O «Suspeito» e a teoria do Gato de Schrödinger
Um «Suspeito» é uma espécie de teoria do Gato de Schrödinger, onde não se está acusado nem arguido. Não se está condenado, nem absolvido. Está apenas «Suspeito». Um meio-meio.
A condição de «Suspeito» é uma arma invulnerável. Uma arma que nenhuma justiça ou sofisticada oratória consegue combater. Depois de lançada, é dona de um poder devastador, artilharia capaz de cilindrar o melhor dos beneméritos, arrasar instituições e fazer tremer pilares democráticos essenciais – que todos nós achávamos garantidos.
Uma arma sem controlo nem travão que habita à mão de qualquer um de nós. O Tiago o José e o Pedro podem denunciar o Miguel o António o Gustavo ou qualquer outro que sequer sabem se existe. Chamar-lhe-emos, incertos. Dar nota da prática de um crime, sem formalidade alguma, e até na condição de anónimo, obriga o Ministério Público a abrir a respetiva fase de inquérito, e iniciar a sua investigação. É que nem a lei nos salva. Venha de lá a lei, que diz sob epígrafe de «Prazos máximos de inquérito» que o Ministério Público deverá deduzir acusação ou arquivamento nos prazos máximos de seis meses – se houver arguidos presos, ou de oito meses, se os não houver. É um começo! Olhando para este normativo, qualquer um de nós fica com a sensação de que a arma letal se esgotará no tempo. Será?
Afinal, se o Ministério Público não der cumprimento a esses prazos, deverá porventura, ocorrer uma nulidade? Talvez até, uma impossibilidade material de se acusar? A resposta é negativa. Não. Nada acontece. Zero. O inquérito poderá decorrer durante quatro, seis ou dez anos.

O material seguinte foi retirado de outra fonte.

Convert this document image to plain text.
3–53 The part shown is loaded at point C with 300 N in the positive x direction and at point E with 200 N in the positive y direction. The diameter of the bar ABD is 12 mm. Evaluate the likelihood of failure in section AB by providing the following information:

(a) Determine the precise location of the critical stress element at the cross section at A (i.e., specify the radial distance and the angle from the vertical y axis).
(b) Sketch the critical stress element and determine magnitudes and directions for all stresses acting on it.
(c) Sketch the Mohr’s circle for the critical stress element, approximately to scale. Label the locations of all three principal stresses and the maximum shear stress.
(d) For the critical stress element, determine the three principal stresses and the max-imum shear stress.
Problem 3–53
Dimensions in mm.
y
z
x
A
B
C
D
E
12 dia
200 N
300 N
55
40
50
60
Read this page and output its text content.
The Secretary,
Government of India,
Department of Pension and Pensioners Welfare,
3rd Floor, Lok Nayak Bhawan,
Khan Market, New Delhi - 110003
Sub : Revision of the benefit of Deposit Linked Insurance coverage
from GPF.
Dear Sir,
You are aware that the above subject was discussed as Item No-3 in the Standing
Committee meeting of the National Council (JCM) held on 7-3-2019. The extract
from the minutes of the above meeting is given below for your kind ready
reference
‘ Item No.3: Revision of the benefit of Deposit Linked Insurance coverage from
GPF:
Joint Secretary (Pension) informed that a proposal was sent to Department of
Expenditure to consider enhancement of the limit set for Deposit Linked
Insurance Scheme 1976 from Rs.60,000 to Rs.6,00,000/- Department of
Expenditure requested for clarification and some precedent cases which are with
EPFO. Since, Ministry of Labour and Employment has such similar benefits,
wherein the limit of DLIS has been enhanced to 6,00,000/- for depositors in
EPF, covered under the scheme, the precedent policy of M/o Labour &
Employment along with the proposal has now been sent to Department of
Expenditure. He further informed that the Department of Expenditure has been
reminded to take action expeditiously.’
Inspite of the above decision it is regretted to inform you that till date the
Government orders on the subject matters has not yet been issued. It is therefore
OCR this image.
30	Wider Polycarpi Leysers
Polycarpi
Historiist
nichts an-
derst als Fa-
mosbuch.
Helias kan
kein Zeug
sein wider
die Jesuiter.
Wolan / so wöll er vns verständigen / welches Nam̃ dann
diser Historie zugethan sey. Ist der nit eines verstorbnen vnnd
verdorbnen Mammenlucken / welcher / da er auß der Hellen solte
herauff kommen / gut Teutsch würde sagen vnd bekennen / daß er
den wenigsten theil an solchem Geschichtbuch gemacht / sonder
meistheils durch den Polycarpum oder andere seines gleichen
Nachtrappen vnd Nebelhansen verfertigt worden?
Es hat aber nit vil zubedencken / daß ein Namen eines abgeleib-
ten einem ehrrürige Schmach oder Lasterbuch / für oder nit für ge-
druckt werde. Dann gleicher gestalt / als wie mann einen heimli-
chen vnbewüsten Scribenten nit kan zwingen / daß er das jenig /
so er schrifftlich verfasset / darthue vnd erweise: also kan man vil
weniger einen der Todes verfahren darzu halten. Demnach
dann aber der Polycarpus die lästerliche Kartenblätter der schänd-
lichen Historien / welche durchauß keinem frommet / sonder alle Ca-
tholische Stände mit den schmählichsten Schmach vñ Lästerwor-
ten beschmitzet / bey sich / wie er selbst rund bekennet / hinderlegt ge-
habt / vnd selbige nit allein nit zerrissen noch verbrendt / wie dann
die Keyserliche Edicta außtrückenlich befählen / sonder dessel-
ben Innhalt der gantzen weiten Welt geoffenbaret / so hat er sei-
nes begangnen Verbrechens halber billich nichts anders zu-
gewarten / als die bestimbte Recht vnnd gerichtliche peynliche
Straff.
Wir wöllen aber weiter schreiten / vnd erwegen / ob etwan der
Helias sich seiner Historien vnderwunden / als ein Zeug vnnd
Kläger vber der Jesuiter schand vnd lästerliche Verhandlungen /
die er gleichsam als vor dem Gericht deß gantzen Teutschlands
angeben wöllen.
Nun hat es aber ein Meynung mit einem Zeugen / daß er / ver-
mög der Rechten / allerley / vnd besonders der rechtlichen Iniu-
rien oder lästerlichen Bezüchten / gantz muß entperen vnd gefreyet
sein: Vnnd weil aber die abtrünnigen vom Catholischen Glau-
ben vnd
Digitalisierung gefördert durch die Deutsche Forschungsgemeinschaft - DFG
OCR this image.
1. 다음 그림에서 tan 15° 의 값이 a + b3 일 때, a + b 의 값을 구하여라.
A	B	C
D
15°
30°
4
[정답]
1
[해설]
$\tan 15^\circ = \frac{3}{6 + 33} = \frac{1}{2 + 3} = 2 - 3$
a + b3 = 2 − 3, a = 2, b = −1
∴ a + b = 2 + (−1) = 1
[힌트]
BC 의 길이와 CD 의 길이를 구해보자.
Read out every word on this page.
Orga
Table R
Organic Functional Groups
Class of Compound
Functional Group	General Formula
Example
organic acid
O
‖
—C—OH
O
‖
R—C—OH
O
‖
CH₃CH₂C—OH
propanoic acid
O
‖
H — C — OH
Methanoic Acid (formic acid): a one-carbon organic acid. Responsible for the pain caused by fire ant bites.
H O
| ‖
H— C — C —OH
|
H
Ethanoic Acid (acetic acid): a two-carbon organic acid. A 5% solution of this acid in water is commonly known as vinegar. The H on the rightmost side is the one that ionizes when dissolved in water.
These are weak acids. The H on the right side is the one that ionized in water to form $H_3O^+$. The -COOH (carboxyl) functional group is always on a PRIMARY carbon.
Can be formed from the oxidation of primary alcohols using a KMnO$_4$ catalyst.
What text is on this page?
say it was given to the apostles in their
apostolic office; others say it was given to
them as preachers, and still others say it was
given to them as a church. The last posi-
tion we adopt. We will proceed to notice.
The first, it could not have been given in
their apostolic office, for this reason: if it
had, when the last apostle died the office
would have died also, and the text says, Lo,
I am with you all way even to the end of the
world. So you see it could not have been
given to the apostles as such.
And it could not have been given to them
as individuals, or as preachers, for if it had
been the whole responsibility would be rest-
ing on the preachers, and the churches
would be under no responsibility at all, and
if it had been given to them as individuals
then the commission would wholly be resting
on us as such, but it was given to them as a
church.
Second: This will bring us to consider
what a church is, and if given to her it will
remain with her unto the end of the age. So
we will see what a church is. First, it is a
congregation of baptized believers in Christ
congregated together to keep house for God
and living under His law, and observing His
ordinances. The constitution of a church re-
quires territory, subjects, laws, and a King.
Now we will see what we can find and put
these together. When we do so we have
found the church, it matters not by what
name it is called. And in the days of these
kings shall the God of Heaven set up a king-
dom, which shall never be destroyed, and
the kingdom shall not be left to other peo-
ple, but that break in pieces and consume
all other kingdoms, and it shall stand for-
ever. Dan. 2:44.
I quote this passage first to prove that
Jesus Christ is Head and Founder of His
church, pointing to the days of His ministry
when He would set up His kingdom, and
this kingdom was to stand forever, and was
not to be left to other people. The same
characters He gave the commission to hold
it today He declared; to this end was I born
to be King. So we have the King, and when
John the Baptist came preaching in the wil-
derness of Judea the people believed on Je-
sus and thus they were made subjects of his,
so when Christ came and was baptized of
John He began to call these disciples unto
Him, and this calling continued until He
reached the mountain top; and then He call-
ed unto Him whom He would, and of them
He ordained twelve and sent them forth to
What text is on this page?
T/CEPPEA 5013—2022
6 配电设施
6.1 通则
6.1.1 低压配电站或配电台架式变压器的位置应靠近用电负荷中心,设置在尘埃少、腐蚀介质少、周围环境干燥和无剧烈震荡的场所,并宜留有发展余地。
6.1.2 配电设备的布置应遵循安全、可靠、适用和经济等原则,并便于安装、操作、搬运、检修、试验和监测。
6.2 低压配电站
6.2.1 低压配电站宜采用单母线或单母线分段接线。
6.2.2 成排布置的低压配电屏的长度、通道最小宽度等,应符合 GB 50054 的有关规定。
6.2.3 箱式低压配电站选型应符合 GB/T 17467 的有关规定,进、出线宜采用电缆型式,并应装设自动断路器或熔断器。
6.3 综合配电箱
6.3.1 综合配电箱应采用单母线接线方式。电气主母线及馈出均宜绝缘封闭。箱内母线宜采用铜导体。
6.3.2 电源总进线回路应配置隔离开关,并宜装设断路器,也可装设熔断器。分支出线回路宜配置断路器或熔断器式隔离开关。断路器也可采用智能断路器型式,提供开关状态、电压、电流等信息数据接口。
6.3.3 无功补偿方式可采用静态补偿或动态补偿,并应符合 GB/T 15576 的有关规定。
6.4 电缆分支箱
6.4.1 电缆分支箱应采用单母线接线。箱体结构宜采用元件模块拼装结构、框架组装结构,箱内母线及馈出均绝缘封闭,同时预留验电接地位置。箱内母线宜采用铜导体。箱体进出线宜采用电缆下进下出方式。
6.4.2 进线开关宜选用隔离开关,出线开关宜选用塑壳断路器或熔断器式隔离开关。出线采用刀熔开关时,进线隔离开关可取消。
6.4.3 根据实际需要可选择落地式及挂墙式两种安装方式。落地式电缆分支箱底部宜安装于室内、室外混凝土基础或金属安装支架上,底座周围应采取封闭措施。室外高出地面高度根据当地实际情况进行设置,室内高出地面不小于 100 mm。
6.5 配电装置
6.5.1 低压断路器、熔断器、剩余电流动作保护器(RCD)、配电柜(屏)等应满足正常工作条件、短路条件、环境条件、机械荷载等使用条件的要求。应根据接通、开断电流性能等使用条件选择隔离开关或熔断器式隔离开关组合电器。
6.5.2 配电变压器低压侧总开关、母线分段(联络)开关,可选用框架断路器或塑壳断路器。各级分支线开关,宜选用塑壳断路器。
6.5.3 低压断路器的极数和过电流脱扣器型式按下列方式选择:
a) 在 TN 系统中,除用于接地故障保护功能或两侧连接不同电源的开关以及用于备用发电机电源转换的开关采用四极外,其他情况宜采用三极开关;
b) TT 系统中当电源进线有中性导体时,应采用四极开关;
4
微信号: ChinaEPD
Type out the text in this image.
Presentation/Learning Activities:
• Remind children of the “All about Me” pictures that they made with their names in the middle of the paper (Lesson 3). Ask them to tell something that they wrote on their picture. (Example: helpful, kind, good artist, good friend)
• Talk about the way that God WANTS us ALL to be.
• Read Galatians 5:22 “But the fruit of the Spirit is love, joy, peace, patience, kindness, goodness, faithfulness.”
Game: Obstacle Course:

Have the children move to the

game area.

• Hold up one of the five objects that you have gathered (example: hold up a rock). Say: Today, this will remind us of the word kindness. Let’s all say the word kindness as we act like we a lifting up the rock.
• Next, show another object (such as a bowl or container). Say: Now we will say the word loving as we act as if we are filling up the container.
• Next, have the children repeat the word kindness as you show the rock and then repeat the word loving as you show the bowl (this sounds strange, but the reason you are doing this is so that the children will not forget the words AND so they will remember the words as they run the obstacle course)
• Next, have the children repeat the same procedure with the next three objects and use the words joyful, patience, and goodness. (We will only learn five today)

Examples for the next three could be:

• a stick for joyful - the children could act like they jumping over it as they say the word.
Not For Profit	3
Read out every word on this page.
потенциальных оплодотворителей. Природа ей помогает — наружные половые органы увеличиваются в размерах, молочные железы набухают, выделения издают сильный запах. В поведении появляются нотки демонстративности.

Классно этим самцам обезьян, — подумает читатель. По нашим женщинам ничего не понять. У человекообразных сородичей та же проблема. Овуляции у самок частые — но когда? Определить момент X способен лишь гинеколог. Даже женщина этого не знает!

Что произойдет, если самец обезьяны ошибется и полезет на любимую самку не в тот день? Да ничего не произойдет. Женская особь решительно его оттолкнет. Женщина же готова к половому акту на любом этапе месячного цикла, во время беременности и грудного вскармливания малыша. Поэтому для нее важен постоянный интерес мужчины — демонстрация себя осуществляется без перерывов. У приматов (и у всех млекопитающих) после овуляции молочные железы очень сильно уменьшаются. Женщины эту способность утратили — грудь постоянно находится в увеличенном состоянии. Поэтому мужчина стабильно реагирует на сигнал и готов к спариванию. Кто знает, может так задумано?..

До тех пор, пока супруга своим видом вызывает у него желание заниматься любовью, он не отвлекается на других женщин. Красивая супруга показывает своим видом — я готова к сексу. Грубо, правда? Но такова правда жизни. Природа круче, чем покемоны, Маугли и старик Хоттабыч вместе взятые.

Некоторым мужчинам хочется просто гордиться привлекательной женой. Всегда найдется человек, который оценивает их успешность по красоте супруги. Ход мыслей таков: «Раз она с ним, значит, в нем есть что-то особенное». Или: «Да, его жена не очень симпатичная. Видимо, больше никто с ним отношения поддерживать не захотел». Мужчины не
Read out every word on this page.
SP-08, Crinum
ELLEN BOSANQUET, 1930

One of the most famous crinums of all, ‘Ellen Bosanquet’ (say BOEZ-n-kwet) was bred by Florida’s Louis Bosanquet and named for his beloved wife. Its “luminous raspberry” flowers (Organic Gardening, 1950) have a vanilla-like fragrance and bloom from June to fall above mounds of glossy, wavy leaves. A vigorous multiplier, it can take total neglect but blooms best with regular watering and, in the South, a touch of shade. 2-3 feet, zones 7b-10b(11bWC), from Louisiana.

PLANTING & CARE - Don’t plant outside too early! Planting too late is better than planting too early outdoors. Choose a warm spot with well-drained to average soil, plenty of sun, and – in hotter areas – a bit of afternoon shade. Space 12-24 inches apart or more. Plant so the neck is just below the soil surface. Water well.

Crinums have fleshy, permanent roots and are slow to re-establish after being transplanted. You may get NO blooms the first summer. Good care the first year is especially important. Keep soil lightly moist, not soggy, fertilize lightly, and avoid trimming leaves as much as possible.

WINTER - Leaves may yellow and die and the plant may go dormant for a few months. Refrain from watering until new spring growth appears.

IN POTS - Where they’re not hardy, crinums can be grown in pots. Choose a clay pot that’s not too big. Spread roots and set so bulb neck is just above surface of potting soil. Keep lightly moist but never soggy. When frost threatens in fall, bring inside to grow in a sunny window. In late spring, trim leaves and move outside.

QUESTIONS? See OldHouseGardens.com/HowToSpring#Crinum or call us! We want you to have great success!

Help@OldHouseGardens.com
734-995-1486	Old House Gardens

Se esta é uma realidade absolutamente perversa para qualquer arguido – condição sob a qual a lei reconhece uma miríade de direitos – o mesmo não acontece com a condição de «Suspeito» que vive órfão de proteção, entregue à fama que lhe deram. Lá viverá o malfadado «Suspeito», os quatro, seis ou dez anos sem salvação. Não há boia ou julgamento que o ampare.
Não se acusa, não se arquiva. Ninguém se pode defender do que não sabe que o acusam. Um homem contra o vento, é uma batalha perdida.
No fim do inquérito – e se por acaso até for antes do fim da vida – lá haverá, algumas vezes, um arquivamento e uma palmadinha nas costas como quem diz, «até uma próxima, foi um gosto fazer pouco de si».
O que assistimos, é à transformação do processo penal como o fim em si mesmo.A sanção não é a pena, mas antes todo o processo que se arrastou. Que foiminando a perceção pública do «Suspeito». O processo foi uma novela, e o «Suspeito» um ator à força.
O processo produz, em grande parte dos casos, uma pena muito mais nociva e permanente que aquela, a final, ditada para ata ou escrita por um qualquer juiz num acórdão.
Chamemos-lhe muitos nomes, mas Justiça não poderá ser. Porque na falta de factos, nunca existirá verdadeira Justiça para os prognósticos.